The Andretti organisation has not yet demonstrated it deserves to have other teams “cheering” for it to be given a Formula 1 entry, reckons Mercedes boss Toto Wolff.
Michael Andretti wants to enter a new team called Andretti Global in 2024, based out of the United States and using a Renault engine.
However, since submitting “paperwork” to the FIA in February outlining its intent and stating its case, there has been no significant progress.
F1 and the FIA appear reticent to add a team in the short-term and the existing teams are worried they will lose money as they all take a share of F1’s commercial revenue.
Andretti lacks backing among the current teams with the exception of McLaren, which is run by Michael Andretti’s friend and business partner Zak Brown, and Alpine – the Renault works team.
He has been seen canvassing various team principals in the paddock at this weekend’s Miami Grand Prix and appears to be trying to get all of them to sign a document showing their support.
That is likely to take some time as several teams have reiterated their concerns over expanding the grid.
“If we have a true American team with an American driver, that would be very beneficial,” said Mercedes boss Toto Wolff.
“But we have 10 entries today. We divide the prize fund among those 10 entries.

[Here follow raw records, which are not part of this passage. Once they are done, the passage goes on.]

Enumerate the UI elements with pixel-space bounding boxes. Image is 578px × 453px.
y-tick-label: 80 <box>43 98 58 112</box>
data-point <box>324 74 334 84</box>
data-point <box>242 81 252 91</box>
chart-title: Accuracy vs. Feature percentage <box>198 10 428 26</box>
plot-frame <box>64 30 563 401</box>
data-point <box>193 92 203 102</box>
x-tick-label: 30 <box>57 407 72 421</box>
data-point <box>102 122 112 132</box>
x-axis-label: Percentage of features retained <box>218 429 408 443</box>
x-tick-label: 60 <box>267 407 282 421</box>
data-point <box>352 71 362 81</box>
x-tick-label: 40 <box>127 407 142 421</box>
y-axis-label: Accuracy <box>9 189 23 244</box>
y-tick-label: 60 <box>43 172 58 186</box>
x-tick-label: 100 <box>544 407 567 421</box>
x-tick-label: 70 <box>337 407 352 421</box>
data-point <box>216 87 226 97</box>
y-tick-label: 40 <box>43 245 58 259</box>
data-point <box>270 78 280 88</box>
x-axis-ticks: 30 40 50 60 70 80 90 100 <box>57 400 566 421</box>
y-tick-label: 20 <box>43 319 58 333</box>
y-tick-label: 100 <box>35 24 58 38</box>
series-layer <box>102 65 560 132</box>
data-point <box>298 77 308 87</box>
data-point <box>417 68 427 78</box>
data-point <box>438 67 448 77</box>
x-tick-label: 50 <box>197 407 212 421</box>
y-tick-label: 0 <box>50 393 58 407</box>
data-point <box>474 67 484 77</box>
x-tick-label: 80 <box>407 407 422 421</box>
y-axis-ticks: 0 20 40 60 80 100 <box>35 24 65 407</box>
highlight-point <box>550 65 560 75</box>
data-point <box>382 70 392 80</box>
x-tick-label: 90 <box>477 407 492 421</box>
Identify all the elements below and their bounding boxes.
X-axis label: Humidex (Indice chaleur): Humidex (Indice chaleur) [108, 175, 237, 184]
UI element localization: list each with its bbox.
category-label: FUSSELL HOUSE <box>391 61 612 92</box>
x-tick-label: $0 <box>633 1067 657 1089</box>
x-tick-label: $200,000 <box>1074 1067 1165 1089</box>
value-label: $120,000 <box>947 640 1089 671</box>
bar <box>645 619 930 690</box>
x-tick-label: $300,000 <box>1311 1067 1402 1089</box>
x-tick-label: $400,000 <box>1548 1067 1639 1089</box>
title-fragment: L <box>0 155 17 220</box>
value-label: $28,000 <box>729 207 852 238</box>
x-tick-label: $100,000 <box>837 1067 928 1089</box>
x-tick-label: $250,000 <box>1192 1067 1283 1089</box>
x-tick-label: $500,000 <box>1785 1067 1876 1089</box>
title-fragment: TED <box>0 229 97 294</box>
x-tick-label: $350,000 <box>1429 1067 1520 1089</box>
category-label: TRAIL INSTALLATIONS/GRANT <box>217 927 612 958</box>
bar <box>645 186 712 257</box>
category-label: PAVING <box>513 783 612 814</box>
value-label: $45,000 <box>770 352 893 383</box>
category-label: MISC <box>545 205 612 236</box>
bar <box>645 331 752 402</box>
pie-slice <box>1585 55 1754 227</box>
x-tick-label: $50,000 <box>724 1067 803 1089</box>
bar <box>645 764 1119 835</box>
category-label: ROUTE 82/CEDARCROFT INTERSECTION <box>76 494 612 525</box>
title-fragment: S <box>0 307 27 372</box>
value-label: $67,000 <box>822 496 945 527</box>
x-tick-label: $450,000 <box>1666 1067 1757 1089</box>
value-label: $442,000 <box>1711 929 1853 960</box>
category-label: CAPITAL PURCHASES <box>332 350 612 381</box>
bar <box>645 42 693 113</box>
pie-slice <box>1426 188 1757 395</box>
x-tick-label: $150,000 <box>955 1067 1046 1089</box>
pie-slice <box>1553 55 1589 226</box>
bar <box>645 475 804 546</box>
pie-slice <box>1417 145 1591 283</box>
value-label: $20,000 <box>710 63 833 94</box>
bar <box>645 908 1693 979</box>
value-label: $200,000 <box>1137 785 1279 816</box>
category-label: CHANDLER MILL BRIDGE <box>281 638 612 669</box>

“We have invested considerable amounts over the last 10 years, each of the organisations sitting here on the podium have probably put more than a billion into their Formula 1 projects over the years.
“So it needs to be additive. If a team comes in, how can you demonstrate that you’re bringing in more money than it’s actually costing? Because an 11th team means a 10-percent dilution for everybody else.
“So, if one is able to demonstrate that, then we should all be sitting at the table and
cheering for such an entry.
“But that hasn’t been demonstrated yet. And that may sound a bit dry because it comes down to the numbers but the value of Formula 1 is that it’s a limited amount of franchises, and we don’t want to dilute that value by just adding teams.”
Following up Wolff’s answer in Saturday’s press conference, Brown said: “I agree with Toto. We have 10 great teams, an 11th and a 12th team need to add value to the sport.
“Obviously the Andretti name has a huge history in Formula 1 and various forms of motorsport, and I think would add a lot of value – as long as it’s a team that helps build a sport, unlike some of the other entries that we’ve seen over the years, that have come and gone in year two or three.
“I think we can’t accept teams like that but a very credible racing team with a credible brand with the right resources I think is additive to the sport.
“And that appears to be what Michael has put together, so on that basis we are supportive.”
Andretti is pressing on with plans to set up its own F1 team because it believes it will get the approval in the end.
This includes preparing a new headquarters in the United States and appearing to have the engine deal with Renault all but confirmed.
Alpine CEO Laurent Rossi, who is ultimately in charge of all of Renault’s works F1 programme, said in Miami: “I’ve talked to Michael, it goes along with the expansion in the US and I think would contribute to the show.
“An American team would directly generate interest in the US, and therefore revenue.
“Then we need to demonstrate that it’s enough to compensate for the dilution that Toto was mentioning.
“Gut feeling, I think it would. But let’s do the job properly and we’ll see.”